Certains me poussent à m’exprimer rapidement. Je refuse tant que les opérations ne sont pas terminées et que le Conseil des ministres n’a pas été réuni, préalable essentiel au déclenchement de l’état d’urgence. D’autres me conseillent de ne pas parler : je suis convaincu du contraire. Autre option avancée : demander au ministre de l’Intérieur ou au Premier ministre de répondre aux questions des journalistes. Là aussi, impossible. C’est le président qui est en première ligne. On s’interroge beaucoup sur les institutions, moi le premier, mais, dans de telles circonstances, il n’y a qu’une seule autorité qui puisse s’exprimer, c’est le président de la République : il peut y avoir des informations à donner, des chiffres dramatiques à livrer, des procédures à engager, mais la nation attend que le président parle. Il est plus de minuit, et je décide de m’adresser aux Français. Mais je n’écris pas une allocution. Je m’isole seulement trois à quatre minutes, car le temps est compté, je sais ce que je vais dire. Je griffonne quelques phrases. Je confirme ce qui vient de se produire, « une horreur » ; je nomme l’ennemi, le terrorisme islamiste et Daech ; puis j’annonce les décisions, l’état d’urgence ; j’exprime notre douleur et appelle à ne pas céder à la peur. Finalement, je ne respecte pas cet ordre-là. L’important est de commencer par l’émotion. Il faut qualifier le fait. D’où cette phrase : « C’est une horreur… »
Ressentez-vous de la peur ?
Pour moi-même non, à aucun moment. Pour les Français, oui. Que risquent-ils ? Que devons-nous redouter collectivement ? Que cherchent les terroristes islamistes ? Ils veulent nous diviser, créer une séparation, ouvrir une guerre de religion, créer une défiance entre nous, provoquer une peur qui crée l’affrontement, briser notre unité. Après Charlie et l’Hyper Cacher, le consensus était évident ; avec le Bataclan, je sais qu’il sera bien plus difficile à obtenir.
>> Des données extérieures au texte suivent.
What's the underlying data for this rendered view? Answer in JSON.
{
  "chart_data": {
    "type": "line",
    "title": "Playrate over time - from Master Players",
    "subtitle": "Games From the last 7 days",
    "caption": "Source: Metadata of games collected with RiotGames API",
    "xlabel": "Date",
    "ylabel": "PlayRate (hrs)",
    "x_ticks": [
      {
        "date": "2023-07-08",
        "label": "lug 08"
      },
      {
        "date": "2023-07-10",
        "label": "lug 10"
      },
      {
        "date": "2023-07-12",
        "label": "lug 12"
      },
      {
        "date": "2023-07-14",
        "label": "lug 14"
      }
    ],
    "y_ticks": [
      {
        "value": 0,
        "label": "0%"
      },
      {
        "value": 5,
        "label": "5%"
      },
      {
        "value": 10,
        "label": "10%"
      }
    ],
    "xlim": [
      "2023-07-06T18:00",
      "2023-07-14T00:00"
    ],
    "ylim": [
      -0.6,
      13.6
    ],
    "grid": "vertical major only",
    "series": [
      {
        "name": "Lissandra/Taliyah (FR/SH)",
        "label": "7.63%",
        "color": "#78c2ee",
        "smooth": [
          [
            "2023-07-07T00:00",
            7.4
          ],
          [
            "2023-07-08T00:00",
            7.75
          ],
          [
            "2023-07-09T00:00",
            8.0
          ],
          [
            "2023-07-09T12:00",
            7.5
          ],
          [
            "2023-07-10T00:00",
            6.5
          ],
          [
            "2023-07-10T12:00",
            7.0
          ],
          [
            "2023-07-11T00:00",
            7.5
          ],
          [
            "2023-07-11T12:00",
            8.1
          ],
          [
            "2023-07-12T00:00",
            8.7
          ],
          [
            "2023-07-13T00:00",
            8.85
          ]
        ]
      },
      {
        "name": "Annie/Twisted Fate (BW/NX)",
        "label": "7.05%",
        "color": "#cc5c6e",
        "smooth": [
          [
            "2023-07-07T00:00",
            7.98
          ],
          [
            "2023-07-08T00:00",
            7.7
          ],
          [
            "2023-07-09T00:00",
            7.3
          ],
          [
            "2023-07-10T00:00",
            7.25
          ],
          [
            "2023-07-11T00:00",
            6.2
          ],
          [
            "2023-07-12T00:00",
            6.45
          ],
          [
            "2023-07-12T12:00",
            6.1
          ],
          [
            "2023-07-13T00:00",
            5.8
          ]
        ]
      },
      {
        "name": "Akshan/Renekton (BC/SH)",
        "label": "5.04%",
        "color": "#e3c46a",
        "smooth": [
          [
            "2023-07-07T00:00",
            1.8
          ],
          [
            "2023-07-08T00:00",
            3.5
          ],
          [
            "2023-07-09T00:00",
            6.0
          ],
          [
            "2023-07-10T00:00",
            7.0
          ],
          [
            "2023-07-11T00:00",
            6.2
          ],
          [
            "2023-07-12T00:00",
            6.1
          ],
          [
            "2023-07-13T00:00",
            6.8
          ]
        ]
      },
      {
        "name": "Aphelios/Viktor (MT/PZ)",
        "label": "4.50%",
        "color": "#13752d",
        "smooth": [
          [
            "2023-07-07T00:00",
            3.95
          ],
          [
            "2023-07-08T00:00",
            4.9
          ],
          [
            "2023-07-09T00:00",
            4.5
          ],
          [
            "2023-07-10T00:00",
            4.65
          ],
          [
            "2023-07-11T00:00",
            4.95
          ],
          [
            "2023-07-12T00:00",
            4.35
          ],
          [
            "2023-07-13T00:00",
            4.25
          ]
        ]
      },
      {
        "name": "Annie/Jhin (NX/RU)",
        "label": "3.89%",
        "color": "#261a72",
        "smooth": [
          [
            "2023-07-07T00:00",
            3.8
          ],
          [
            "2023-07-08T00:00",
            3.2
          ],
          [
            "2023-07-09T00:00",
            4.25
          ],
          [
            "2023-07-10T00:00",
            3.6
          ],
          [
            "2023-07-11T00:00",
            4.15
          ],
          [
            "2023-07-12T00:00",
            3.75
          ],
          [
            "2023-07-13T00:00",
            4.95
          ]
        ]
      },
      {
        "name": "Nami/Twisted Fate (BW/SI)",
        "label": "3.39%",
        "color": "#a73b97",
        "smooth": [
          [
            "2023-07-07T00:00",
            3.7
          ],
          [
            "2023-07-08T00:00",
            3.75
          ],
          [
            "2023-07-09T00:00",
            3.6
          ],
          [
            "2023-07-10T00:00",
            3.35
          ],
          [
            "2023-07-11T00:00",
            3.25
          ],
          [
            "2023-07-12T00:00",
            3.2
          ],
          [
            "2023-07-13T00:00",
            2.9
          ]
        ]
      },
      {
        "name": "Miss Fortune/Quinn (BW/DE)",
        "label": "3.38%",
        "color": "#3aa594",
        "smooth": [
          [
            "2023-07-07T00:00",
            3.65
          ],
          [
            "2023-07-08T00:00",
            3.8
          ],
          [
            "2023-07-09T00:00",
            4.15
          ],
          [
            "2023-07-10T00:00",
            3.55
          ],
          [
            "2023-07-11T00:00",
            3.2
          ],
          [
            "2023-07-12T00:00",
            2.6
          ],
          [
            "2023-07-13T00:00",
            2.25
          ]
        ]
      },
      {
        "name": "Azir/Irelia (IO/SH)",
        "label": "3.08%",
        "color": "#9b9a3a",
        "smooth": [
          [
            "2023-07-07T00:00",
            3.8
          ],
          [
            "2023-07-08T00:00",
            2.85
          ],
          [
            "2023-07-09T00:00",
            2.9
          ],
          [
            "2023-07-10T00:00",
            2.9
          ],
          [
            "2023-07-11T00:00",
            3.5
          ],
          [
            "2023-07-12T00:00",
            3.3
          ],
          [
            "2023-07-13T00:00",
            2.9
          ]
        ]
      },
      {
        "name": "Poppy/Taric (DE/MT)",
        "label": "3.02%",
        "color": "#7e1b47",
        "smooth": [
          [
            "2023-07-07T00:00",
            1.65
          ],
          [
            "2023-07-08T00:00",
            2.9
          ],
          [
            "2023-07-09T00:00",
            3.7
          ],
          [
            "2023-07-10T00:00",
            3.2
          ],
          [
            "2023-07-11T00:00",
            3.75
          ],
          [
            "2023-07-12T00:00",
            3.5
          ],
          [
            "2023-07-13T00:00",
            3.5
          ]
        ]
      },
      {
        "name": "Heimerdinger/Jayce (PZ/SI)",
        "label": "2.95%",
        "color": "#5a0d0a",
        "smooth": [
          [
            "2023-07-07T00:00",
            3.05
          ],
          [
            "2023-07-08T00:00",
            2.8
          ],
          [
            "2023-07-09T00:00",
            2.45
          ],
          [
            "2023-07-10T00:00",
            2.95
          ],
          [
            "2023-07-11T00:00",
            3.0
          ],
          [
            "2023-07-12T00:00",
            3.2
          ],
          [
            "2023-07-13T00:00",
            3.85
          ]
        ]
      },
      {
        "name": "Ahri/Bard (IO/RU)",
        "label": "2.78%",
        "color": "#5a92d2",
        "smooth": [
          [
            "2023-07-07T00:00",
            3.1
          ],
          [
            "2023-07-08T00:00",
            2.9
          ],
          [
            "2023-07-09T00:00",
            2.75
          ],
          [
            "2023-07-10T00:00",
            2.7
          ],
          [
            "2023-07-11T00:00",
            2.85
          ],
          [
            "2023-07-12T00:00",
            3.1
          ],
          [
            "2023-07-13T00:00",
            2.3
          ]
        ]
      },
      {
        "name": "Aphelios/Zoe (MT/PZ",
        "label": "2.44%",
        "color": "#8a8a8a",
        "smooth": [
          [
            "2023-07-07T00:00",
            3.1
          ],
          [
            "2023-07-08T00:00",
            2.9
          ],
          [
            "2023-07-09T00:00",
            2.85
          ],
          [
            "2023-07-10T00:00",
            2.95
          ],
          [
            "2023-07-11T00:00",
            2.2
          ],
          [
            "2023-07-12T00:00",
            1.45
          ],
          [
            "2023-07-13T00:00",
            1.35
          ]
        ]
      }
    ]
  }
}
Certains vont nous reprocher d’intervenir en Syrie et en Irak, d’autres nous feront le procès de n’avoir pas suffisamment protégé tous les lieux… L’extrême droite, qui s’était mise de côté lors de la grande manifestation du 11 janvier, est déjà prête à ouvrir la polémique. La droite peut être tentée de surenchérir alors que les élections régionales approchent. Il y avait la COP21 prévue au début du mois de décembre, dont certains et non des moindres me demandaient l’annulation.
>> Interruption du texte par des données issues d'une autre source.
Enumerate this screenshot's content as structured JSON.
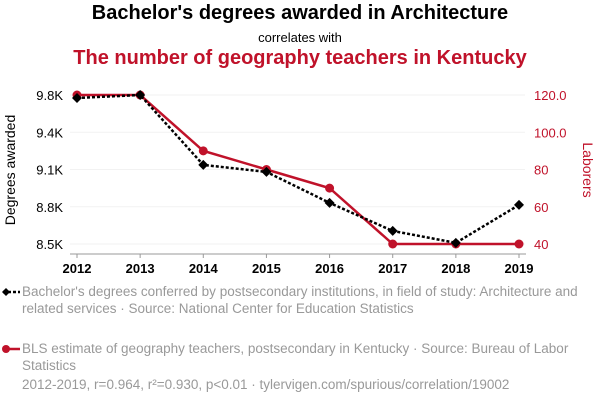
{
  "chart_data": {
    "type": "line",
    "title": "Bachelor's degrees awarded in Architecture",
    "subtitle": "correlates with",
    "title2": "The number of geography teachers in Kentucky",
    "x": [
      2012,
      2013,
      2014,
      2015,
      2016,
      2017,
      2018,
      2019
    ],
    "xticks": [
      "2012",
      "2013",
      "2014",
      "2015",
      "2016",
      "2017",
      "2018",
      "2019"
    ],
    "ylabel": "Degrees awarded",
    "ylabel_right": "Laborers",
    "ylim": [
      8500,
      9800
    ],
    "yticks": [
      8500,
      8825,
      9150,
      9475,
      9800
    ],
    "ytick_labels": [
      "8.5K",
      "8.8K",
      "9.1K",
      "9.4K",
      "9.8K"
    ],
    "ylim_right": [
      40,
      120
    ],
    "yticks_right": [
      40,
      60,
      80,
      100,
      120
    ],
    "ytick_labels_right": [
      "40",
      "60",
      "80",
      "100.0",
      "120.0"
    ],
    "series": [
      {
        "name": "Bachelor's degrees conferred by postsecondary institutions, in field of study: Architecture and related services · Source: National Center for Education Statistics",
        "axis": "left",
        "color": "#000000",
        "values": [
          9774,
          9800,
          9190,
          9129,
          8859,
          8614,
          8510,
          8841
        ]
      },
      {
        "name": "BLS estimate of geography teachers, postsecondary in Kentucky · Source: Bureau of Labor Statistics",
        "axis": "right",
        "color": "#c0122a",
        "values": [
          120,
          120,
          90,
          80,
          70,
          40,
          40,
          40
        ]
      }
    ],
    "footer": "2012-2019, r=0.964, r²=0.930, p<0.01 · tylervigen.com/spurious/correlation/19002"
  }
}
Qu’en est-il au sein du gouvernement ?
Les ministres réagissent comme les Français. Tous n’ont pas le même niveau d’informations. Plusieurs étaient sortis ce soir-là, à la faveur d’un temps assez clément. Ils découvrent l’horreur en rentrant chez eux, à 22 h 30. Quand je réunis le Conseil des ministres, tous sont frappés de stupeur, de sidération. Autour de la table il y a aussi des pères et des mères de famille… Jean-Yves Le Drian, ministre de la Défense, n’est pas là, il est en déplacement en Bretagne, je crois, mais il a transmis mes ordres aux armées. La ministre de la Santé Marisol Touraine est entièrement mobilisée pour l’accueil des blessés. Mais d’autres ministres sont plus lointains dans la chaîne de décision. Ils veillent néanmoins à être présents. Comme Emmanuel Macron et Ségolène Royal.
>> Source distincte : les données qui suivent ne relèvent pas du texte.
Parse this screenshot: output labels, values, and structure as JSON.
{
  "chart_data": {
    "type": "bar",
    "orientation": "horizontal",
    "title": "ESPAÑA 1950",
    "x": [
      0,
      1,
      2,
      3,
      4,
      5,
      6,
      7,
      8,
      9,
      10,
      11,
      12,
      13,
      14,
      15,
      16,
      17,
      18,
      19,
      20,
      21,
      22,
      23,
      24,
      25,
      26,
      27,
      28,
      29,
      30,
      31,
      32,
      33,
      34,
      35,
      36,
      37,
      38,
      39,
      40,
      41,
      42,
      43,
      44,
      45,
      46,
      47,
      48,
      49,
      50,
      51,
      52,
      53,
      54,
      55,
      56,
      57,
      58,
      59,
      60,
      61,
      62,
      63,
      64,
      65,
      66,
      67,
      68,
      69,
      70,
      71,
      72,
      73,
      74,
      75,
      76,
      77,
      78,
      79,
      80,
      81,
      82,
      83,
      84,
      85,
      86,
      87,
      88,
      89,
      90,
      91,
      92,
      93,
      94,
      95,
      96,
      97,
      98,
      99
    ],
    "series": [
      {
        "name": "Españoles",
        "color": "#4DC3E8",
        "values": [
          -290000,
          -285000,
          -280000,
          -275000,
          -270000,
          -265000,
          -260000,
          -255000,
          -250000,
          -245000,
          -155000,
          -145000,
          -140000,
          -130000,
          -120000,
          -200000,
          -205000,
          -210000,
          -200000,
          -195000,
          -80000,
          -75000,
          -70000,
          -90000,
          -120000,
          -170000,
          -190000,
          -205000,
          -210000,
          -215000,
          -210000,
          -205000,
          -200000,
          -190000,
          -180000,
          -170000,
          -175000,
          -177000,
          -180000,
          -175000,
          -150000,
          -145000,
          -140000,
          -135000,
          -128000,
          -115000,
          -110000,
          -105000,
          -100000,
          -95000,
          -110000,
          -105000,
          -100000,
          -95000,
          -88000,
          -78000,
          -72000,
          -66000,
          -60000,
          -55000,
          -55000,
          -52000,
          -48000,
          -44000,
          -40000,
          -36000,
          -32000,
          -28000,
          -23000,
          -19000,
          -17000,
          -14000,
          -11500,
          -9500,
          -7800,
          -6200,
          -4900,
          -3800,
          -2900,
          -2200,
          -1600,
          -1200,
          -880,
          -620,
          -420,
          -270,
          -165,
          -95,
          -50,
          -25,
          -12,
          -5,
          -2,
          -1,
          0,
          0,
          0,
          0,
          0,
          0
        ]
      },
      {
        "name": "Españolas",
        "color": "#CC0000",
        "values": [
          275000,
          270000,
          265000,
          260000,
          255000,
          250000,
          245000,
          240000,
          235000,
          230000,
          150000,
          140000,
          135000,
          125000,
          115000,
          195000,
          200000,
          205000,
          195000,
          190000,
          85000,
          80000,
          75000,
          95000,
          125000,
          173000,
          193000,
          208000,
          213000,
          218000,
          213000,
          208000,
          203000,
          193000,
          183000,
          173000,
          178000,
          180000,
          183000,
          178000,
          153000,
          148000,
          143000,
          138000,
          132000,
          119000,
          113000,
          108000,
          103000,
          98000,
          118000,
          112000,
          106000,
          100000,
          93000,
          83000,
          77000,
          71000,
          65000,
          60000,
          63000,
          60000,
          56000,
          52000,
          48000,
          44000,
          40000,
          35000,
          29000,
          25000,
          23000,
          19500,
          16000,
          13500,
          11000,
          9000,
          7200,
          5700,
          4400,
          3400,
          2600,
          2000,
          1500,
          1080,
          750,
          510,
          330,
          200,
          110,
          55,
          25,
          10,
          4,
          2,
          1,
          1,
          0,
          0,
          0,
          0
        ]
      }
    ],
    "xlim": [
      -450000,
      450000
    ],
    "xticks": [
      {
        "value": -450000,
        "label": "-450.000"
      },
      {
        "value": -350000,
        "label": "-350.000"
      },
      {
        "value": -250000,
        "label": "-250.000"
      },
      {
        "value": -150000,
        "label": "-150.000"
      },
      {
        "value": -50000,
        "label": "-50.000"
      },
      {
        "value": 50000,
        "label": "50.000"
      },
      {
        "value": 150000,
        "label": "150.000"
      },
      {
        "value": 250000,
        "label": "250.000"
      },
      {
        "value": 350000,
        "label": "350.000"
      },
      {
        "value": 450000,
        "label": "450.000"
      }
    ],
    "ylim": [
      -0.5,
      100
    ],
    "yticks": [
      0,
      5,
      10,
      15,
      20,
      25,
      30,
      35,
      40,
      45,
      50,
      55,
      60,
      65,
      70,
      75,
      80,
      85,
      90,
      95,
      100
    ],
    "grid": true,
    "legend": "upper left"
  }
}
Bernard Cazeneuve a écrit dans le livre qu’il vient de publier que ces événements lui ont fait éprouver « un sentiment de vieillissement ». C’est aussi le cas pour vous ?
Comment sortir indemne de cette horreur ? Être président, c’est être conscient du caractère tragique de l’histoire, même si celle-ci offre des instants de fierté. C’est peut-être ce que la politique n’arrive pas toujours à intégrer. Beaucoup pensent qu’elle se réduit à des joutes, des calculs, des intrigues. Qu’elle n’est que cynisme et ambitions. Or, la politique, c’est toujours se dépasser pour le bien commun, c’est croire en des valeurs, c’est servir la nation. Je ne connais pas de mandat présidentiel qui n’ait été touché par le tragique. Sans remonter à de Gaulle avec la guerre d’Algérie et le Petit-Clamart, tous les présidents ont connu des attentats, des conflits meurtriers. Le président est toujours dans la rencontre avec l’histoire dans ce qu’elle a à la fois de bouleversant ou de stimulant comme des événements majeurs pour l’humanité, mais aussi dans ce qu’elle a de dramatique. La mort ne cesse d’accompagner la vie des présidents.